Indiscutivelmente, a falta de controle da extração ilegal de madeira em áreas protegidas e não protegidas aumentou a vulnerabilidade dos povos indígenas às infecções por coronavírus. Segundo um estudo, terras indígenas não demarcadas oficialmente criam incerteza e aumentam a extração de madeira, mineração e outras atividades ilegais, expondo as comunidades indígenas a um maior risco de contaminação.

Outra preocupação é a falta de infraestrutura no Amazonas, que agora tem mais de 63.700 casos de coronavírus. O número de mortos na cidade de Manaus é tão alto que caixões vinham sendo empilhados em valas comuns no cemitério da cidade. A associação funerária nacional do Brasil pediu que caixões fossem transportados de avião de São Paulo para Manaus, já que não há acesso rodoviário. A saúde pública do estado está em colapso, com 90% dos leitos de UTI ocupados.

O desprezo demonstrado por Bolsonaro e seu círculo em relação à população indígena ficou em total evidência em um recente vídeo de uma reunião ministerial – divulgado à imprensa após uma decisão do ministro Celso de Mello, do Supremo Tribunal Federal (STF).
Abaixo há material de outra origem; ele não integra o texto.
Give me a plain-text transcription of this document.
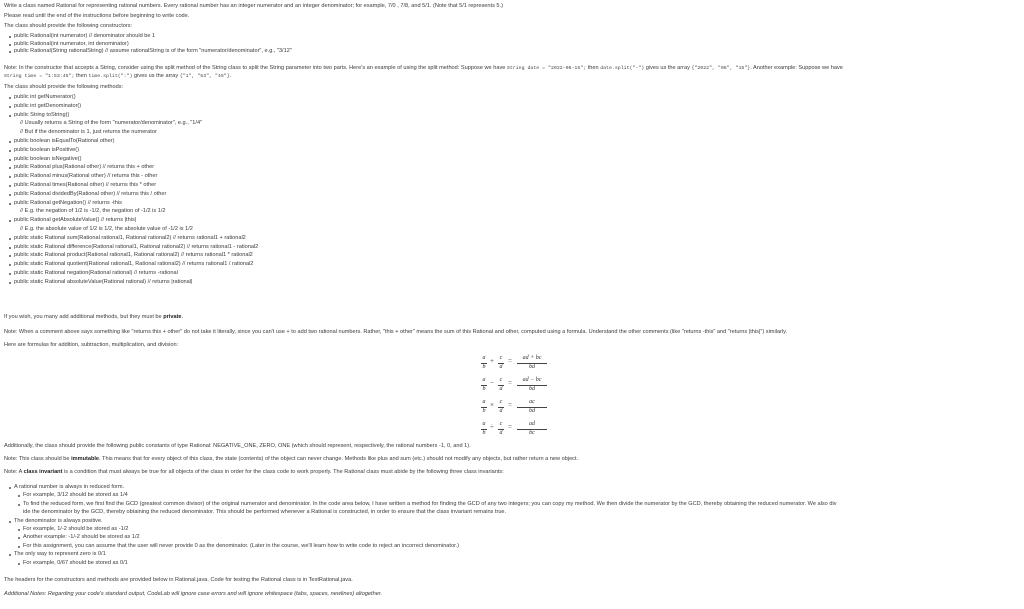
Write a class named Rational for representing rational numbers. Every rational number has an integer numerator and an integer denominator; for example, 7/0 , 7/8, and 5/1. (Note that 5/1 represents 5.)
Please read until the end of the instructions before beginning to write code.
The class should provide the following constructors:
public Rational(int numerator) // denominator should be 1
public Rational(int numerator, int denominator)
public Rational(String rationalString) // assume rationalString is of the form "numerator/denominator", e.g., "3/12"
Note: In the constructor that accepts a String, consider using the split method of the String class to split the String parameter into two parts. Here's an example of using the split method: Suppose we have String date = "2022-06-15"; then date.split("-") gives us the array {"2022", "06", "15"}. Another example: Suppose we have
String time = "1:53:45"; then time.split(":") gives us the array {"1", "53", "45"}.
The class should provide the following methods:
public int getNumerator()
public int getDenominator()
public String toString()
// Usually returns a String of the form "numerator/denominator", e.g., "1/4"
// But if the denominator is 1, just returns the numerator
public boolean isEqualTo(Rational other)
public boolean isPositive()
public boolean isNegative()
public Rational plus(Rational other) // returns this + other
public Rational minus(Rational other) // returns this - other
public Rational times(Rational other) // returns this * other
public Rational dividedBy(Rational other) // returns this / other
public Rational getNegation() // returns -this
// E.g. the negation of 1/2 is -1/2, the negation of -1/2 is 1/2
public Rational getAbsoluteValue() // returns |this|
// E.g. the absolute value of 1/2 is 1/2, the absolute value of -1/2 is 1/2
public static Rational sum(Rational rational1, Rational rational2) // returns rational1 + rational2
public static Rational difference(Rational rational1, Rational rational2) // returns rational1 - rational2
public static Rational product(Rational rational1, Rational rational2) // returns rational1 * rational2
public static Rational quotient(Rational rational1, Rational rational2) // returns rational1 / rational2
public static Rational negation(Rational rational) // returns -rational
public static Rational absoluteValue(Rational rational) // returns |rational|
If you wish, you many add additional methods, but they must be private.
Note: When a comment above says something like "returns this + other" do not take it literally, since you can't use + to add two rational numbers. Rather, "this + other" means the sum of this Rational and other, computed using a formula. Understand the other comments (like "returns -this" and "returns |this|") similarly.
Here are formulas for addition, subtraction, multiplication, and division:
a
b
c
d
ad + bc
bd
+ =
a
b
c
d
ad − bc
bd
− =
a
b
c
d
ac
bd
× =
a
b
c
d
ad
bc
÷ =
Additionally, the class should provide the following public constants of type Rational: NEGATIVE_ONE, ZERO, ONE (which should represent, respectively, the rational numbers -1, 0, and 1).
Note: This class should be immutable. This means that for every object of this class, the state (contents) of the object can never change. Methods like plus and sum (etc.) should not modify any objects, but rather return a new object.
Note: A class invariant is a condition that must always be true for all objects of the class in order for the class code to work properly. The Rational class must abide by the following three class invariants:
A rational number is always in reduced form.
For example, 3/12 should be stored as 1/4
To find the reduced form, we first find the GCD (greatest common divisor) of the original numerator and denominator. In the code area below, I have written a method for finding the GCD of any two integers; you can copy my method. We then divide the numerator by the GCD, thereby obtaining the reduced numerator. We also div
ide the denominator by the GCD, thereby obtaining the reduced denominator. This should be performed whenever a Rational is constructed, in order to ensure that the class invariant remains true.
The denominator is always positive.
For example, 1/-2 should be stored as -1/2
Another example: -1/-2 should be stored as 1/2
For this assignment, you can assume that the user will never provide 0 as the denominator. (Later in the course, we'll learn how to write code to reject an incorrect denominator.)
The only way to represent zero is 0/1
For example, 0/67 should be stored as 0/1
The headers for the constructors and methods are provided below in Rational.java. Code for testing the Rational class is in TestRational.java.
Additional Notes: Regarding your code's standard output, CodeLab will ignore case errors and will ignore whitespace (tabs, spaces, newlines) altogether.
Nessa filmagem, o presidente e alguns de seus ministros são vistos menosprezando os povos indígenas.

O ministro do Meio Ambiente Ricardo Salles infamemente sugeriu que o governo deveria usar a pandemia, uma vez que a imprensa está focada no coronavírus, para “ir passando a boiada e mudando todo o regramento e simplificando normas”. O agora ex-ministro da Educação, Abraham Weintraub, não é menos insensível no vídeo, afirmando que "odeia" o termo povos indígenas. Ele enfatiza: “odeio o termo 'povos indígenas', odeio esse termo. Odeio. O 'povo cigano'. Só tem um povo nesse país (...) É povo brasileiro, só tem um povo (...) Acabar com esse negócio de povos e privilégios”.
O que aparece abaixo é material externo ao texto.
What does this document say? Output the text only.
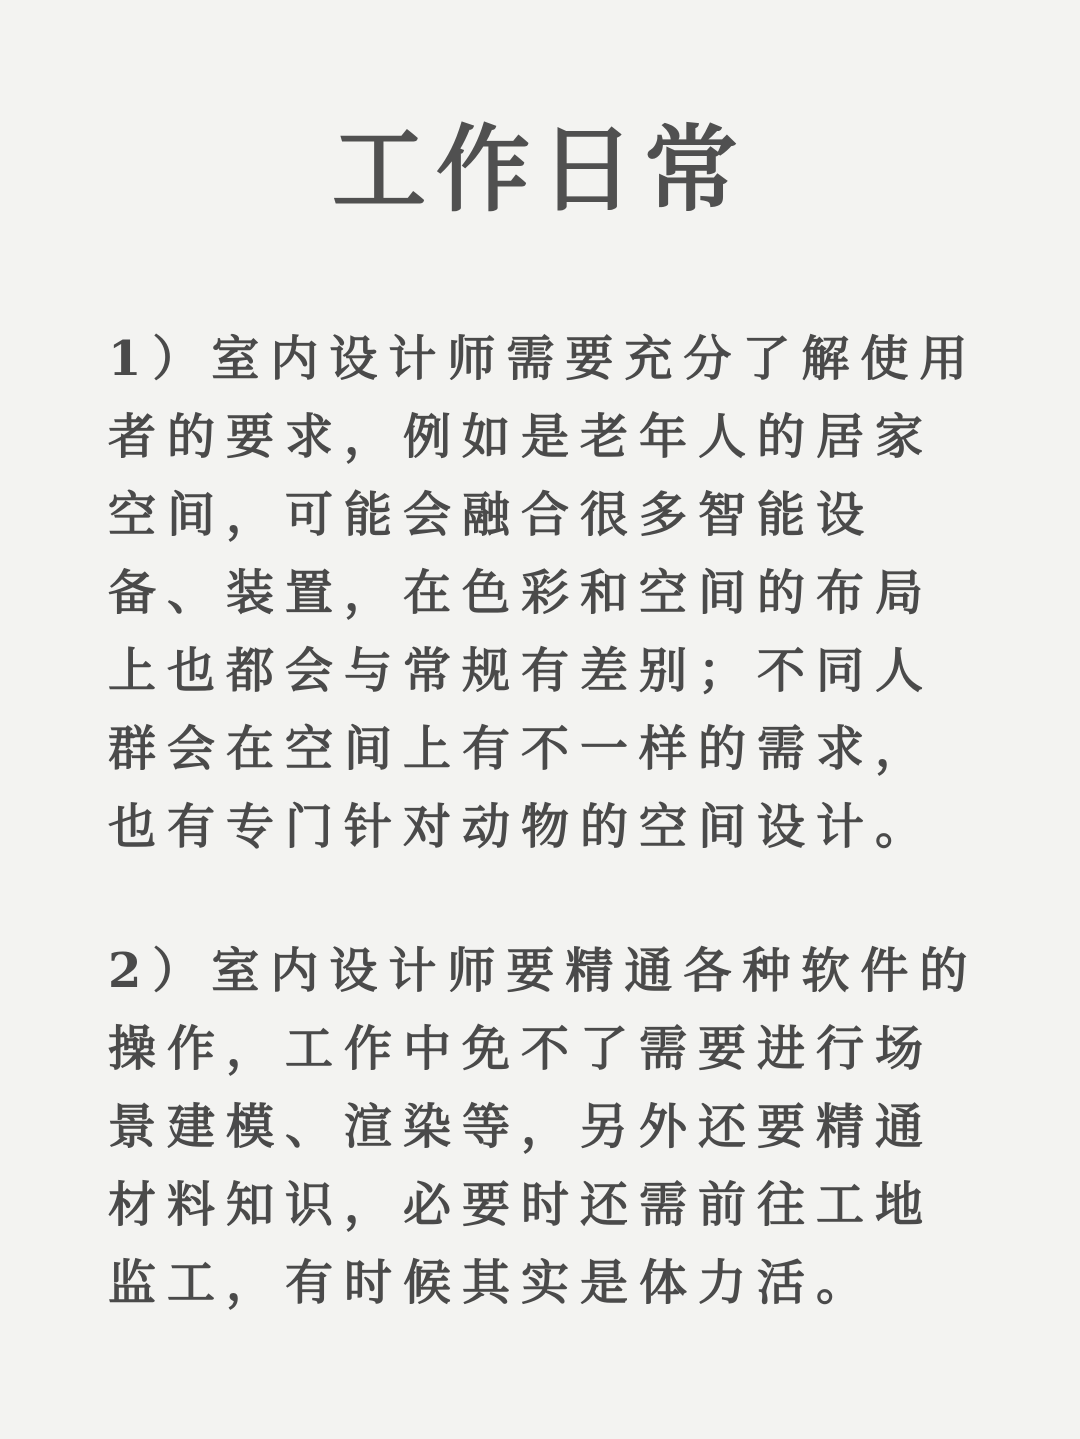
工作日常
1）室内设计师需要充分了解使用
者的要求，例如是老年人的居家
空间，可能会融合很多智能设
备、装置，在色彩和空间的布局
上也都会与常规有差别；不同人
群会在空间上有不一样的需求，
也有专门针对动物的空间设计。
2）室内设计师要精通各种软件的
操作，工作中免不了需要进行场
景建模、渲染等，另外还要精通
材料知识，必要时还需前往工地
监工，有时候其实是体力活。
Bolsonaro demonstra seu desdém pelos povos indígenas há tempos. Em dezembro, ele disse:  "Há anos o terminal de contêiner do Paraná, se não me engano, não sai do papel porque precisa agora também de um laudo ambiental da FUNAI. O cara vai lá e se encontrar, já que tá na moda, um cocozinho petrificado em índio, já era, não pode fazer mais nada ali” afirmou. "Temos que acabar com isso no Brasil, integrar o índio à sociedade e buscar o projeto pro Brasil", finalizou o presidente.
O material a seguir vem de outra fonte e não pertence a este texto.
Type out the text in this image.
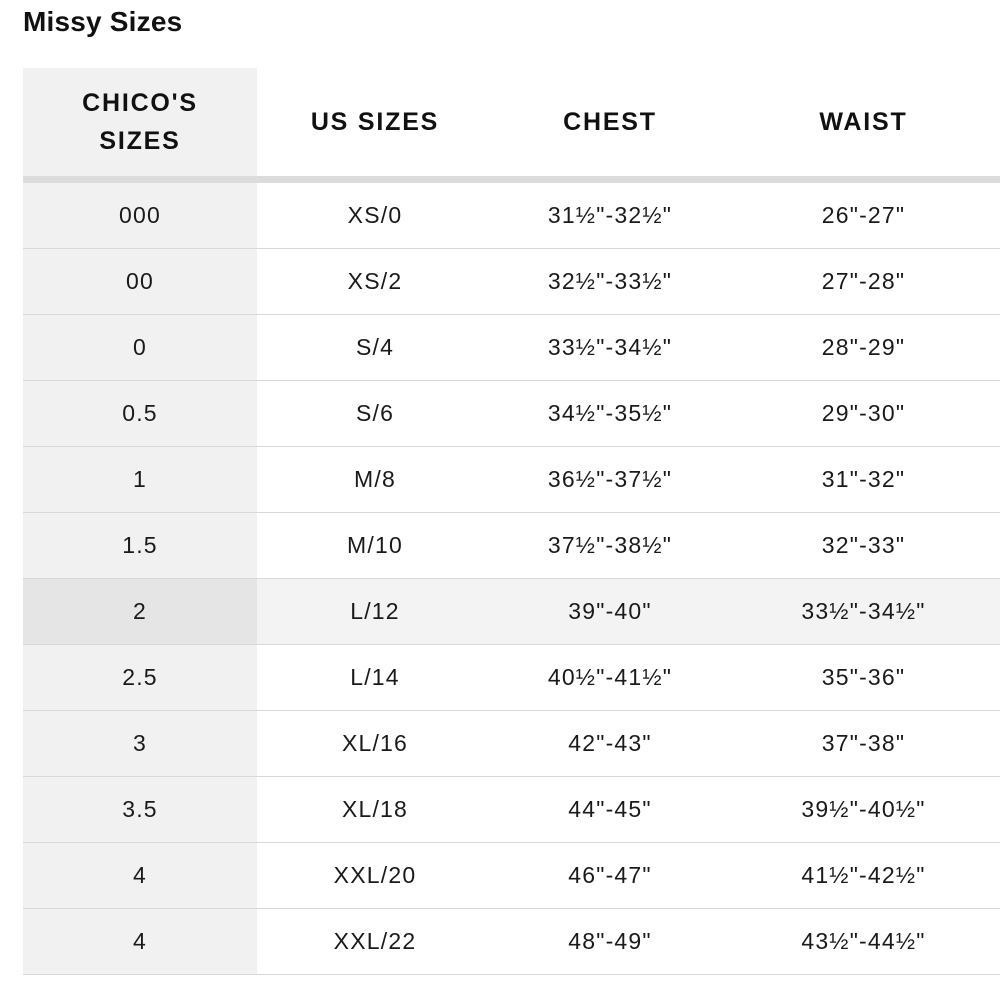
Missy Sizes
CHICO'S SIZES	US SIZES	CHEST	WAIST
000	XS/0	31½"-32½"	26"-27"
00	XS/2	32½"-33½"	27"-28"
0	S/4	33½"-34½"	28"-29"
0.5	S/6	34½"-35½"	29"-30"
1	M/8	36½"-37½"	31"-32"
1.5	M/10	37½"-38½"	32"-33"
2	L/12	39"-40"	33½"-34½"
2.5	L/14	40½"-41½"	35"-36"
3	XL/16	42"-43"	37"-38"
3.5	XL/18	44"-45"	39½"-40½"
4	XXL/20	46"-47"	41½"-42½"
4	XXL/22	48"-49"	43½"-44½"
Crises geram oportunidades sinistras. Seria a crise do coronavírus um desses casos? Bolsonaro usa cada vez mais a pandemia como uma oportunidade para avançar sua plataforma ideológica ao lidar com os povos originários do Brasil. As comunidades indígenas, e seu direito de autodeterminação, estão pendurados por um fio no governo orwelliano de Bolsonaro; e sua cruzada ideológica continua avançando – uma tendência política que não mostra sinais de recuo no futuro próximo.